Lorsqu'il prépare La Planète des singes, Tim Burton fait appel au grand maquilleur Rick Baker, connu notamment pour son travail sur le clip de Thriller. Rick Baker décline l'offre, précisant qu'il refuse de vouloir faire des "singes à la Tim Burton". "C’était la première fois que j’entendais dire ça et c’était terrible parce que ça voulait dire qu'il avait créé sa propre norme", se souvient Julien Dupuy.

Son cinéma est depuis devenu une parodie de lui-même: "Il a peut-être fini par s'enfermer tout seul dans ses gimmicks", détaille Vesper, "et n'a pas su trouver l'équilibre idéal entre garder son identité et les thèmes qui lui sont chers tout en évitant de copier-coller la même histoire, avec le même acteur principal ad nauseam." "Je pense que c’est désormais ce que les studios lui demandent", renchérit Meeea.

Pour Vesper "son salut viendrait peut-être d'un projet plus indépendant et personnel, réalisé en s'entourant différemment et en prenant en compte certaines critiques faites depuis plusieurs années, vis-à-vis du manque de diversité de ses personnages par exemple". Meeea estime qu'il devrait arrêter: "Beaucoup de réalisateurs comme De Palma ont continué pour rien. Il aurait une meilleure place en tant que producteur."

Paradoxalement, c'est en devenant une parodie de lui-même qu'il n'est pas mort totalement créativement. Ses films restent "toujours cohérents avec ses thématiques et gimmicks mélangeant fantastique, macabre et histoires de freaks", remarque Vesper. "Même la présence d'Eva Green dans trois d'entre eux (Dark Shadows, Miss Peregrine, Dumbo) fait sens tant elle s'intègre parfaitement dans un univers burtonien."

À l’écran, le mal-être de Tim Burton

Ces films sont d'ailleurs passionnants pour comprendre le mal-être de Burton et son renoncement vis-à-vis du cinéma.
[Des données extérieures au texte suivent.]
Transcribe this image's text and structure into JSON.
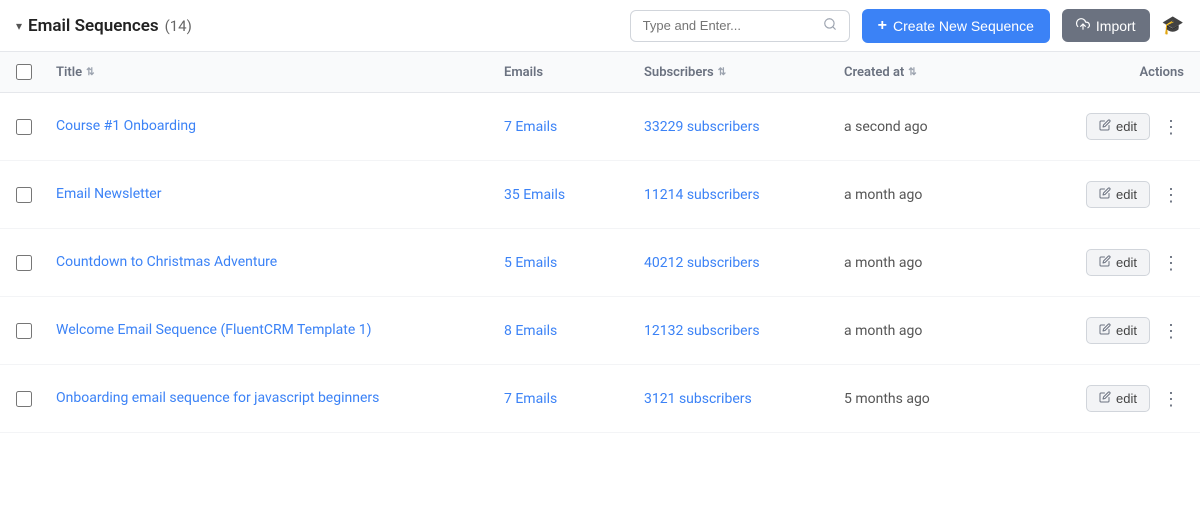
{
  "header": {
    "title": "Email Sequences",
    "count": "(14)",
    "search_placeholder": "Type and Enter...",
    "create_label": "Create New Sequence",
    "import_label": "Import"
  },
  "table": {
    "columns": {
      "title": "Title",
      "emails": "Emails",
      "subscribers": "Subscribers",
      "created_at": "Created at",
      "actions": "Actions"
    },
    "rows": [
      {
        "title": "Course #1 Onboarding",
        "emails": "7 Emails",
        "subscribers": "33229 subscribers",
        "created_at": "a second ago"
      },
      {
        "title": "Email Newsletter",
        "emails": "35 Emails",
        "subscribers": "11214 subscribers",
        "created_at": "a month ago"
      },
      {
        "title": "Countdown to Christmas Adventure",
        "emails": "5 Emails",
        "subscribers": "40212 subscribers",
        "created_at": "a month ago"
      },
      {
        "title": "Welcome Email Sequence (FluentCRM Template 1)",
        "emails": "8 Emails",
        "subscribers": "12132 subscribers",
        "created_at": "a month ago"
      },
      {
        "title": "Onboarding email sequence for javascript beginners",
        "emails": "7 Emails",
        "subscribers": "3121 subscribers",
        "created_at": "5 months ago"
      }
    ],
    "edit_label": "edit"
  }
}
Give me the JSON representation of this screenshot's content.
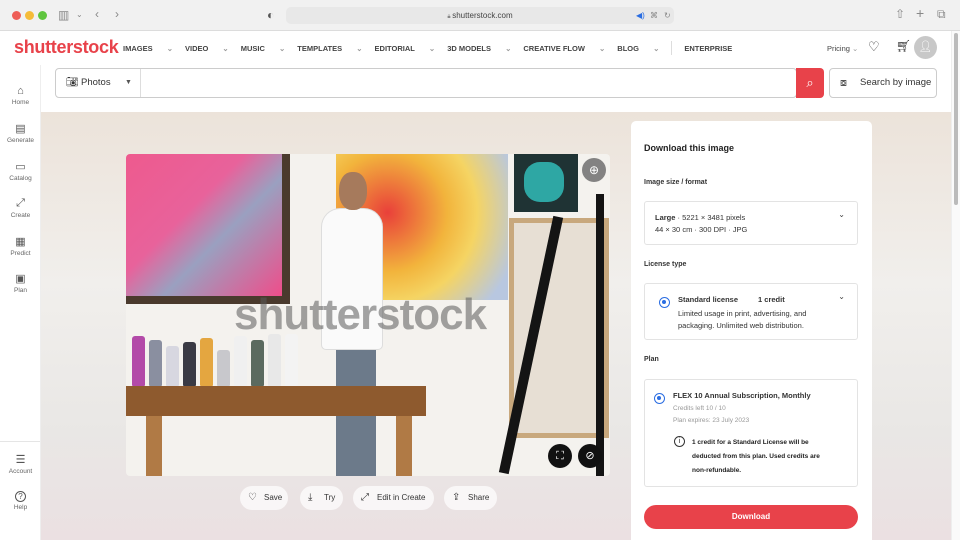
{
  "browser": {
    "url": "shutterstock.com",
    "lock_icon": "lock-icon"
  },
  "nav": {
    "logo": "shutterstock",
    "menu": [
      {
        "label": "IMAGES",
        "caret": true
      },
      {
        "label": "VIDEO",
        "caret": true
      },
      {
        "label": "MUSIC",
        "caret": true
      },
      {
        "label": "TEMPLATES",
        "caret": true
      },
      {
        "label": "EDITORIAL",
        "caret": true
      },
      {
        "label": "3D MODELS",
        "caret": true
      },
      {
        "label": "CREATIVE FLOW",
        "caret": true
      },
      {
        "label": "BLOG",
        "caret": true
      },
      {
        "label": "ENTERPRISE",
        "caret": false
      }
    ],
    "pricing": "Pricing",
    "caret": "⌄"
  },
  "sidebar": {
    "items": [
      {
        "label": "Home",
        "icon": "⌂"
      },
      {
        "label": "Generate",
        "icon": "▤"
      },
      {
        "label": "Catalog",
        "icon": "▭"
      },
      {
        "label": "Create",
        "icon": "⤢"
      },
      {
        "label": "Predict",
        "icon": "▦"
      },
      {
        "label": "Plan",
        "icon": "▣"
      }
    ],
    "bottom": [
      {
        "label": "Account",
        "icon": "☰"
      },
      {
        "label": "Help",
        "icon": "?"
      }
    ]
  },
  "search": {
    "type": "Photos",
    "placeholder": "",
    "search_by_image": "Search by image"
  },
  "image": {
    "watermark": "shutterstock"
  },
  "actions": [
    {
      "label": "Save",
      "icon": "♡"
    },
    {
      "label": "Try",
      "icon": "⤓"
    },
    {
      "label": "Edit in Create",
      "icon": "⤢"
    },
    {
      "label": "Share",
      "icon": "⇪"
    }
  ],
  "panel": {
    "title": "Download this image",
    "size_label": "Image size / format",
    "size_name": "Large",
    "size_pixels": " · 5221 × 3481 pixels",
    "size_detail": "44 × 30 cm · 300 DPI · JPG",
    "license_label": "License type",
    "license_name": "Standard license",
    "license_credits": "1 credit",
    "license_desc": "Limited usage in print, advertising, and packaging. Unlimited web distribution.",
    "plan_label": "Plan",
    "plan_name": "FLEX 10 Annual Subscription, Monthly",
    "credits_left": "Credits left 10 / 10",
    "plan_expires": "Plan expires: 23 July 2023",
    "notice": "1 credit for a Standard License will be deducted from this plan. Used credits are non-refundable.",
    "download": "Download"
  },
  "colors": {
    "brand": "#e8424a",
    "radio": "#2a6de2"
  }
}
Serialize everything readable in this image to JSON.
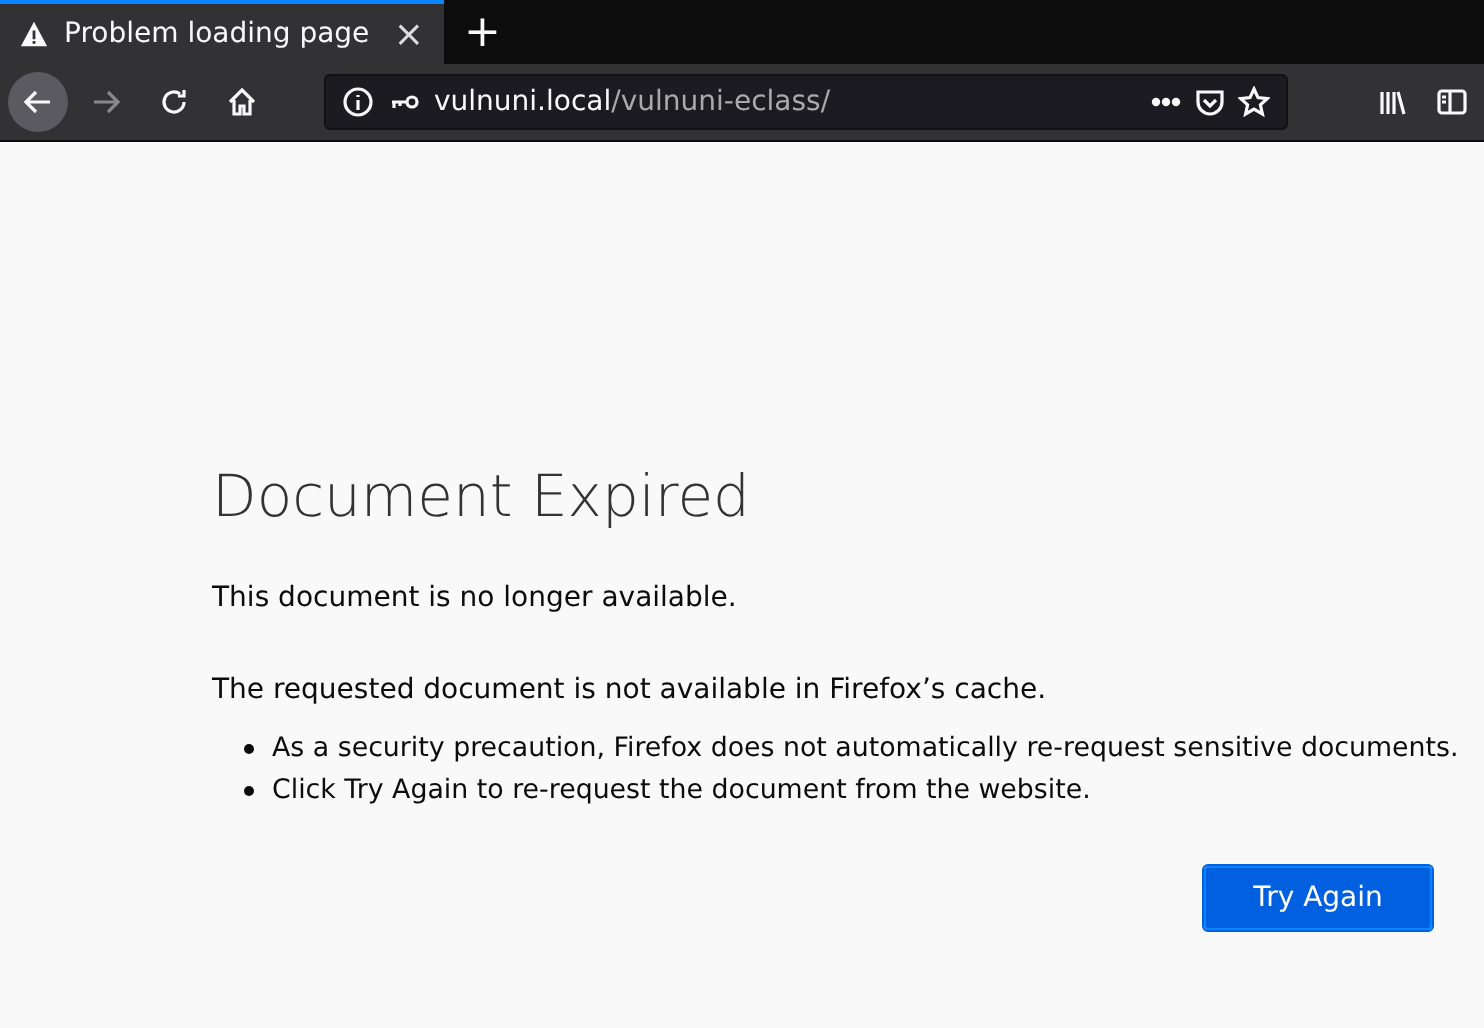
{
  "tab": {
    "title": "Problem loading page",
    "close": "×",
    "selected": true
  },
  "new_tab": "+",
  "url_bar": {
    "host": "vulnuni.local",
    "path": "/vulnuni-eclass/"
  },
  "page": {
    "title": "Document Expired",
    "intro": "This document is no longer available.",
    "detail": "The requested document is not available in Firefox’s cache.",
    "bullets": [
      "As a security precaution, Firefox does not automatically re-request sensitive documents.",
      "Click Try Again to re-request the document from the website."
    ],
    "button": "Try Again"
  }
}
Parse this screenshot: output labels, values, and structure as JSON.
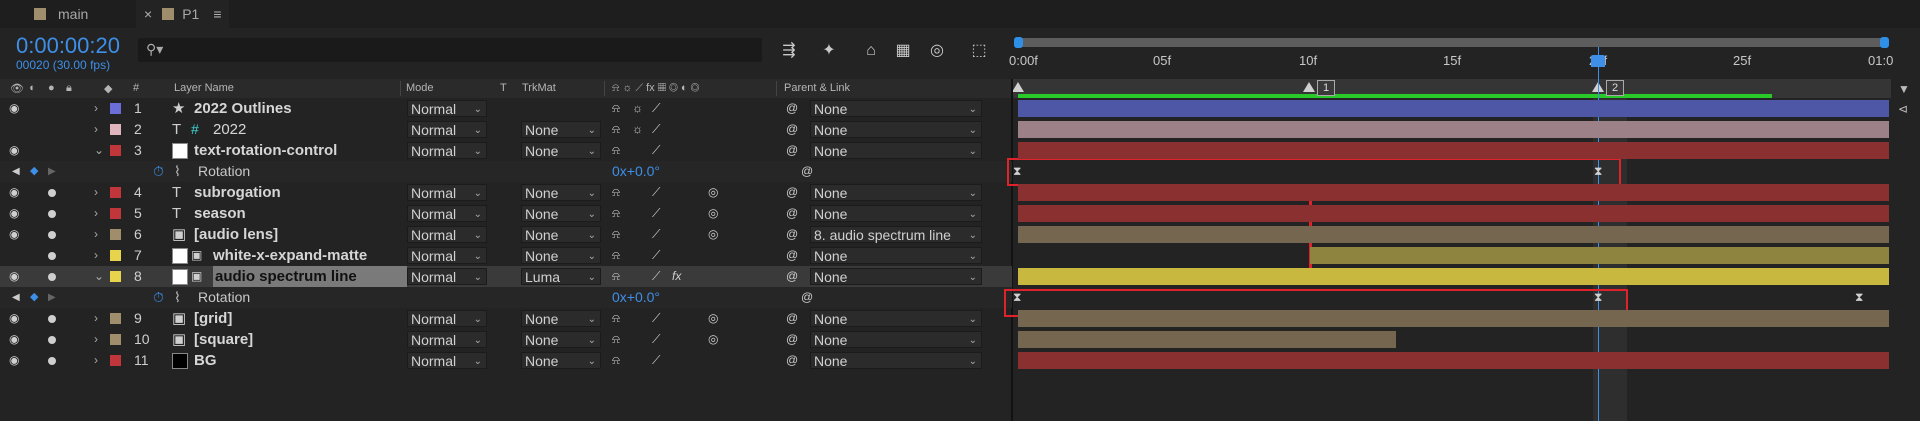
{
  "tabs": [
    {
      "label": "main",
      "color": "#a08d6c"
    },
    {
      "label": "P1",
      "color": "#a08d6c"
    }
  ],
  "header": {
    "timecode": "0:00:00:20",
    "frames": "00020 (30.00 fps)",
    "search_placeholder": ""
  },
  "ruler": {
    "ticks": [
      "0:00f",
      "05f",
      "10f",
      "15f",
      "20f",
      "25f",
      "01:0"
    ],
    "markers": [
      "1",
      "2"
    ]
  },
  "columns": {
    "layer_name": "Layer Name",
    "mode": "Mode",
    "t": "T",
    "trkmat": "TrkMat",
    "parent": "Parent & Link"
  },
  "layers": [
    {
      "num": "1",
      "name": "2022 Outlines",
      "mode": "Normal",
      "trkmat": "",
      "parent": "None",
      "label": "#6a6ed6",
      "type": "star",
      "bar": "#4e56a6",
      "barstart": 1018,
      "bold": true
    },
    {
      "num": "2",
      "name": "2022",
      "mode": "Normal",
      "trkmat": "None",
      "parent": "None",
      "label": "#e0b4bc",
      "type": "text",
      "bar": "#9c8288",
      "barstart": 1018,
      "bold": false
    },
    {
      "num": "3",
      "name": "text-rotation-control",
      "mode": "Normal",
      "trkmat": "None",
      "parent": "None",
      "label": "#c0363a",
      "type": "solid",
      "bar": "#8a3030",
      "barstart": 1018,
      "bold": true
    },
    {
      "num": "4",
      "name": "subrogation",
      "mode": "Normal",
      "trkmat": "None",
      "parent": "None",
      "label": "#c0363a",
      "type": "text",
      "bar": "#8a3030",
      "barstart": 1018,
      "bold": true
    },
    {
      "num": "5",
      "name": "season",
      "mode": "Normal",
      "trkmat": "None",
      "parent": "None",
      "label": "#c0363a",
      "type": "text",
      "bar": "#8a3030",
      "barstart": 1018,
      "bold": true
    },
    {
      "num": "6",
      "name": "[audio lens]",
      "mode": "Normal",
      "trkmat": "None",
      "parent": "8. audio spectrum line",
      "label": "#a08d6c",
      "type": "comp",
      "bar": "#74664f",
      "barstart": 1018,
      "bold": true
    },
    {
      "num": "7",
      "name": "white-x-expand-matte",
      "mode": "Normal",
      "trkmat": "None",
      "parent": "None",
      "label": "#e8d44c",
      "type": "solid",
      "bar": "#8e8440",
      "barstart": 1310,
      "bold": true
    },
    {
      "num": "8",
      "name": "audio spectrum line",
      "mode": "Normal",
      "trkmat": "Luma",
      "parent": "None",
      "label": "#e8d44c",
      "type": "solid",
      "bar": "#c8b840",
      "barstart": 1018,
      "bold": true
    },
    {
      "num": "9",
      "name": "[grid]",
      "mode": "Normal",
      "trkmat": "None",
      "parent": "None",
      "label": "#a08d6c",
      "type": "comp",
      "bar": "#74664f",
      "barstart": 1018,
      "bold": true
    },
    {
      "num": "10",
      "name": "[square]",
      "mode": "Normal",
      "trkmat": "None",
      "parent": "None",
      "label": "#a08d6c",
      "type": "comp",
      "bar": "#74664f",
      "barstart": 1018,
      "bold": true
    },
    {
      "num": "11",
      "name": "BG",
      "mode": "Normal",
      "trkmat": "None",
      "parent": "None",
      "label": "#c0363a",
      "type": "solid",
      "bar": "#8a3030",
      "barstart": 1018,
      "bold": true
    }
  ],
  "properties": [
    {
      "name": "Rotation",
      "value": "0x+0.0°"
    },
    {
      "name": "Rotation",
      "value": "0x+0.0°"
    }
  ]
}
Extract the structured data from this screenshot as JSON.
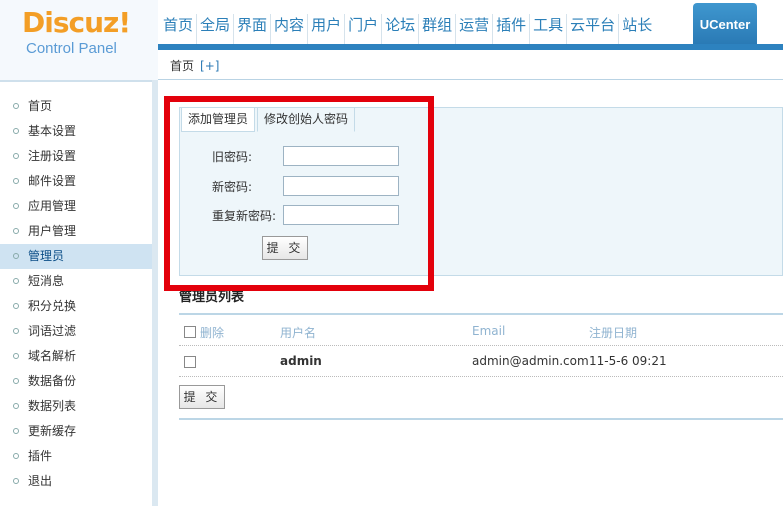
{
  "logo": {
    "brand": "Discuz!",
    "sub": "Control Panel"
  },
  "topnav": {
    "items": [
      "首页",
      "全局",
      "界面",
      "内容",
      "用户",
      "门户",
      "论坛",
      "群组",
      "运营",
      "插件",
      "工具",
      "云平台",
      "站长"
    ],
    "ucenter": "UCenter"
  },
  "breadcrumb": {
    "home": "首页",
    "add": "[+]"
  },
  "sidebar": {
    "items": [
      "首页",
      "基本设置",
      "注册设置",
      "邮件设置",
      "应用管理",
      "用户管理",
      "管理员",
      "短消息",
      "积分兑换",
      "词语过滤",
      "域名解析",
      "数据备份",
      "数据列表",
      "更新缓存",
      "插件",
      "退出"
    ],
    "active_index": 6
  },
  "tabs": {
    "add_admin": "添加管理员",
    "change_password": "修改创始人密码"
  },
  "password_form": {
    "old_label": "旧密码:",
    "new_label": "新密码:",
    "repeat_label": "重复新密码:",
    "old_value": "",
    "new_value": "",
    "repeat_value": "",
    "submit": "提 交"
  },
  "admin_list": {
    "title": "管理员列表",
    "columns": {
      "delete": "删除",
      "username": "用户名",
      "email": "Email",
      "regdate": "注册日期"
    },
    "rows": [
      {
        "username": "admin",
        "email": "admin@admin.com",
        "regdate": "11-5-6 09:21"
      }
    ],
    "submit": "提 交"
  },
  "colors": {
    "accent": "#2d82bf",
    "logo": "#f39e26",
    "highlight_box": "#e3000b"
  }
}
Dans Dumbo (2019), Burton s'identifie ainsi à l’éléphant et confie son désespoir d'être réduit à une bête de foire par la multinationale Disney. "De toute façon tous ses films sont personnels", note Meeea. "Mars Attacks! par exemple lui permettait de 'tuer' les élites en laissant deux versions de Burton aux commandes (la jeune gothique et le doux rêveur)."

Big Eyes (2014) parle également de sa schizophrénie professionnelle, entre les projets personnels pour lesquels il n'a plus de force et les blockbusters sur lesquels il intervient en technicien, analyse Julien Dupuy: "Ce n’est pas un très bon film, ce n’est pas très beau, mais par contre je n’ai pas pu m’empêcher de penser qu’il parlait de lui à travers le couple formé par Amy Adams et Christoph Waltz." Mais ces aspects métafictionnels sont insuffisants pour en faire des bons films.

Dans ce contexte, difficile d'attendre encore quoi que ce soit de la part de Tim Burton. "Après, je ne peux pas m'empêcher d'y aller", acquiesce Julien Dupuy. "Dark Shadows, par exemple, je l’ai vu très tard." Impossible d'en vouloir à celui qui a tant apporté aux spectateurs du monde entier: "C'est déjà fantastique d'avoir proposé autant de films aussi mémorables dans une vie de réalisateur", insiste Vesper.

"Ça ne doit pas être facile de se dire que le meilleur de sa carrière est derrière soi, après il le voit peut-être différemment!", renchérit la vidéaste. "Quand un mec touche les gens comme ça, le reste n’est que littérature", conclut Julien Dupuy. "Il faut savoir panser ses blessures. Pour moi, c’est aussi une marque de la valeur de Tim Burton. Le fait que ça n'ait pas duré ne fait que souligner la magie de ses premiers films."